Question

The solution of $2^x + 2^{|x|} \geq 2\sqrt{2}$ is

• A. $(-\infty, log_2(\sqrt{2}+1))$
• B. $(0, \infty)$
• C. $(\frac{1}{2},log_2(\sqrt{2}-1))$
• D. $(-\infty,log_2(\sqrt{2}-1)] \cup [\frac{1}{2}, \infty)$

Answer 1

Answer: (D)

$(-\infty,log_2(\sqrt{2}-1)] \cup [\frac{1}{2}, \infty)$

Answer 2

The inequality $2^x + 2^{|x|} \geq 2\sqrt{2}$ is solved by considering two cases: $x \geq 0$ and $x < 0$.

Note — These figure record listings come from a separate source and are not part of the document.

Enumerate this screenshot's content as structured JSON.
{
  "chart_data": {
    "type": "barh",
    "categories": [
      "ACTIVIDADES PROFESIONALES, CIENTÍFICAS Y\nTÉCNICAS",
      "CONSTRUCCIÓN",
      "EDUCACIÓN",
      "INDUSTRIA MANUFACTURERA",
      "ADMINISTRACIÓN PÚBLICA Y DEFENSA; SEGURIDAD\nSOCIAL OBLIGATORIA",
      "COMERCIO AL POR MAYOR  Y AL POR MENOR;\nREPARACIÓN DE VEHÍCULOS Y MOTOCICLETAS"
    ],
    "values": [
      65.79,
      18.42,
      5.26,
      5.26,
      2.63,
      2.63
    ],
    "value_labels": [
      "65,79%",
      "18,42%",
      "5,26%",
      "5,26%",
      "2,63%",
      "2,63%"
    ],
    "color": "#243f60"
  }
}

Case 1: $x \geq 0$ If $x \geq 0$, then $|x| = x$. The inequality becomes: $2^x + 2^x \geq 2\sqrt{2}$ $2 \cdot 2^x \geq 2\sqrt{2}$ $2^{x+1} \geq 2^{3/2}$ Comparing exponents: $x+1 \geq \frac{3}{2} \implies x \geq \frac{1}{2}$. The solution for this case is $x \in [\frac{1}{2}, \infty)$.

Case 2: $x < 0$ If $x < 0$, then $|x| = -x$. The inequality becomes: $2^x + 2^{-x} \geq 2\sqrt{2}$ Let $y = 2^x$. Since $x < 0$, $0 < y < 1$. The inequality is $y + \frac{1}{y} \geq 2\sqrt{2}$. Multiplying by $y$: $y^2 + 1 \geq 2\sqrt{2}y \implies y^2 - 2\sqrt{2}y + 1 \geq 0$. The roots of $y^2 - 2\sqrt{2}y + 1 = 0$ are $y = \sqrt{2} \pm 1$. So, $y \leq \sqrt{2} - 1$ or $y \geq \sqrt{2} + 1$.

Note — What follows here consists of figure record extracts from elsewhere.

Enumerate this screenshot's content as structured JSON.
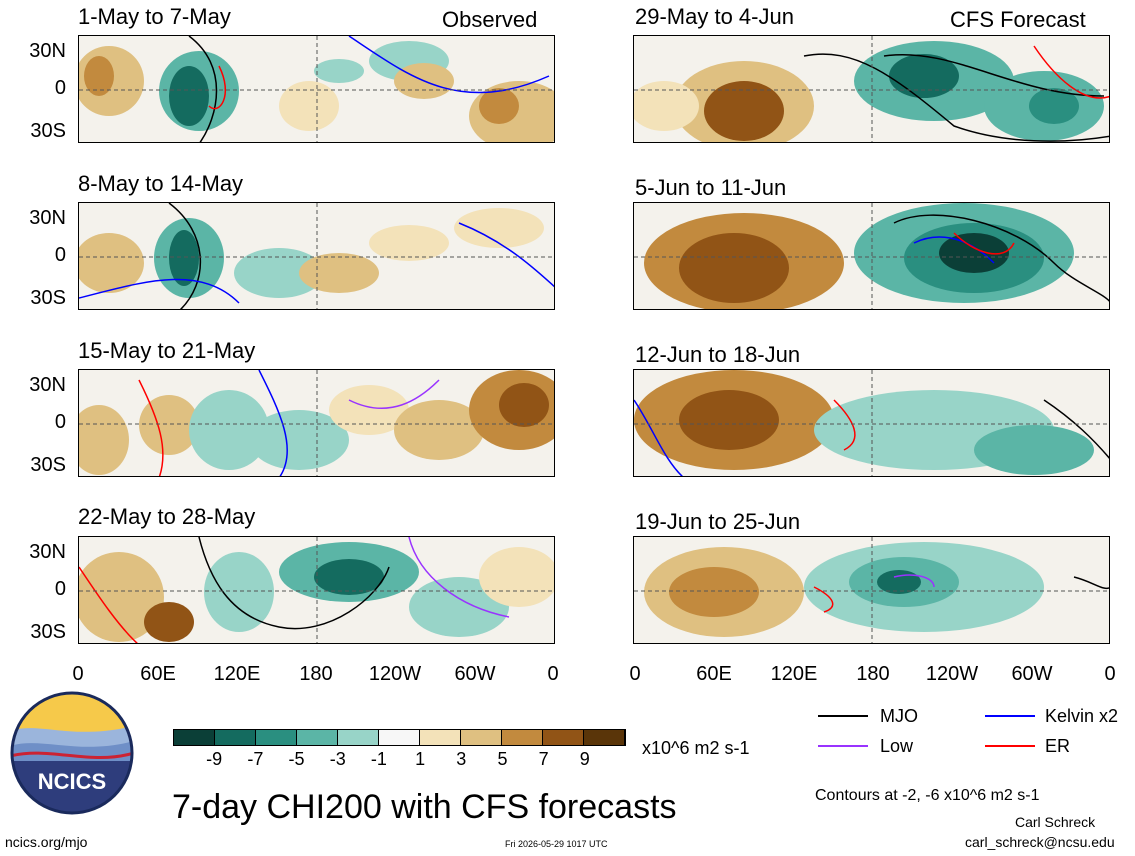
{
  "header": {
    "left_label": "Observed",
    "right_label": "CFS Forecast"
  },
  "panels": [
    {
      "title": "1-May to 7-May"
    },
    {
      "title": "29-May to 4-Jun"
    },
    {
      "title": "8-May to 14-May"
    },
    {
      "title": "5-Jun to 11-Jun"
    },
    {
      "title": "15-May to 21-May"
    },
    {
      "title": "12-Jun to 18-Jun"
    },
    {
      "title": "22-May to 28-May"
    },
    {
      "title": "19-Jun to 25-Jun"
    }
  ],
  "axes": {
    "lat_ticks": [
      "30N",
      "0",
      "30S"
    ],
    "lon_ticks": [
      "0",
      "60E",
      "120E",
      "180",
      "120W",
      "60W",
      "0"
    ]
  },
  "colorbar": {
    "ticks": [
      "-9",
      "-7",
      "-5",
      "-3",
      "-1",
      "1",
      "3",
      "5",
      "7",
      "9"
    ],
    "units": "x10^6 m2 s-1",
    "colors": [
      "#0b3f37",
      "#146b5f",
      "#2a8f80",
      "#5bb5a6",
      "#98d4c8",
      "#f7f7f7",
      "#f3e2b9",
      "#dfc081",
      "#c28a3e",
      "#915416",
      "#5a3509"
    ]
  },
  "legend": {
    "items": [
      {
        "label": "MJO",
        "color": "#000000"
      },
      {
        "label": "Kelvin x2",
        "color": "#0000ff"
      },
      {
        "label": "Low",
        "color": "#9933ff"
      },
      {
        "label": "ER",
        "color": "#ff0000"
      }
    ],
    "contour_note": "Contours at -2, -6 x10^6 m2 s-1"
  },
  "branding": {
    "logo_text": "NCICS",
    "title": "7-day CHI200 with CFS forecasts",
    "url": "ncics.org/mjo",
    "timestamp": "Fri 2026-05-29 1017 UTC",
    "author": "Carl Schreck",
    "email": "carl_schreck@ncsu.edu"
  }
}
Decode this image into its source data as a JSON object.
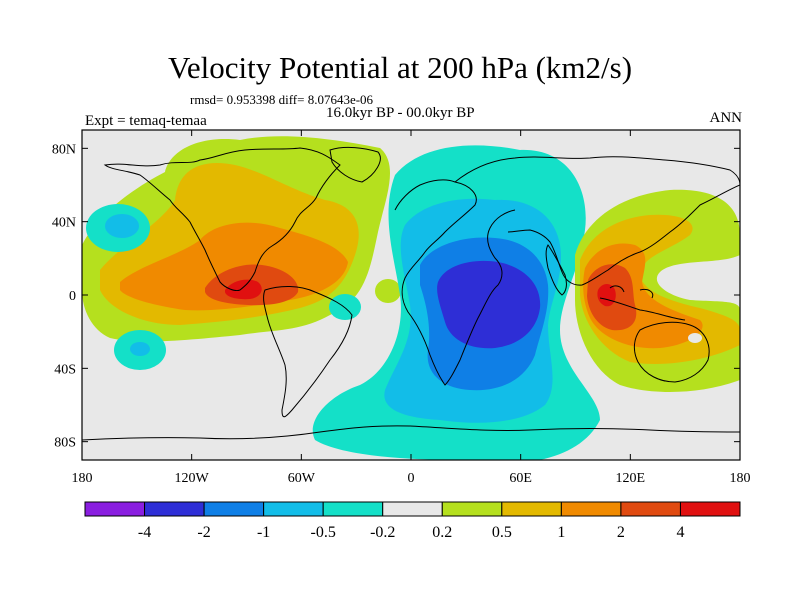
{
  "title": "Velocity Potential at 200 hPa (km2/s)",
  "stats_line": "rmsd= 0.953398 diff= 8.07643e-06",
  "period_line": "16.0kyr BP - 00.0kyr BP",
  "experiment_label": "Expt = temaq-temaa",
  "season_label": "ANN",
  "axes": {
    "x_ticks": [
      {
        "value": -180,
        "label": "180"
      },
      {
        "value": -120,
        "label": "120W"
      },
      {
        "value": -60,
        "label": "60W"
      },
      {
        "value": 0,
        "label": "0"
      },
      {
        "value": 60,
        "label": "60E"
      },
      {
        "value": 120,
        "label": "120E"
      },
      {
        "value": 180,
        "label": "180"
      }
    ],
    "y_ticks": [
      {
        "value": 80,
        "label": "80N"
      },
      {
        "value": 40,
        "label": "40N"
      },
      {
        "value": 0,
        "label": "0"
      },
      {
        "value": -40,
        "label": "40S"
      },
      {
        "value": -80,
        "label": "80S"
      }
    ],
    "lon_range": [
      -180,
      180
    ],
    "lat_range": [
      -90,
      90
    ]
  },
  "colorbar": {
    "colors": [
      "#8a1ee0",
      "#2e2ed6",
      "#0f7fe6",
      "#12bde8",
      "#14e0c8",
      "#e8e8e8",
      "#b5e01e",
      "#e3b900",
      "#f08a00",
      "#e04a10",
      "#e01010"
    ],
    "labels": [
      "-4",
      "-2",
      "-1",
      "-0.5",
      "-0.2",
      "0.2",
      "0.5",
      "1",
      "2",
      "4"
    ]
  },
  "chart_data": {
    "type": "heatmap",
    "title": "Velocity Potential at 200 hPa (km2/s)",
    "levels": [
      -4,
      -2,
      -1,
      -0.5,
      -0.2,
      0.2,
      0.5,
      1,
      2,
      4
    ],
    "xlim": [
      -180,
      180
    ],
    "ylim": [
      -90,
      90
    ],
    "features": [
      {
        "name": "positive-anomaly-americas-north-atlantic",
        "lon": [
          -170,
          -20
        ],
        "lat": [
          -20,
          80
        ],
        "max_level": "2 to 4",
        "center_lon": -90,
        "center_lat": 5
      },
      {
        "name": "negative-anomaly-africa-indian-ocean",
        "lon": [
          -20,
          90
        ],
        "lat": [
          -85,
          80
        ],
        "min_level": "-2 to -4",
        "center_lon": 45,
        "center_lat": 0
      },
      {
        "name": "positive-anomaly-maritime-continent",
        "lon": [
          90,
          180
        ],
        "lat": [
          -40,
          40
        ],
        "max_level": "2 to 4",
        "center_lon": 110,
        "center_lat": 0
      },
      {
        "name": "negative-anomaly-north-pacific",
        "lon": [
          -180,
          -145
        ],
        "lat": [
          25,
          55
        ],
        "min_level": "-0.2 to -1"
      },
      {
        "name": "negative-anomaly-south-pacific",
        "lon": [
          -150,
          -120
        ],
        "lat": [
          -50,
          -20
        ],
        "min_level": "-0.2 to -1"
      }
    ]
  }
}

Substituting back $y = 2^x$: $2^x \leq \sqrt{2} - 1$ or $2^x \geq \sqrt{2} + 1$.

For $2^x \geq \sqrt{2} + 1$, we get $x \geq \log_2(\sqrt{2} + 1)$. This contradicts $x < 0$. For $2^x \leq \sqrt{2} - 1$, we get $x \leq \log_2(\sqrt{2} - 1)$. This is consistent with $x < 0$ as $\log_2(\sqrt{2} - 1) < 0$. The solution for this case is $x \in (-\infty, \log_2(\sqrt{2} - 1)]$.

Combining the solutions: The total solution set is the union of the solutions from both cases: $(-\infty, \log_2(\sqrt{2} - 1)] \cup [\frac{1}{2}, \infty)$.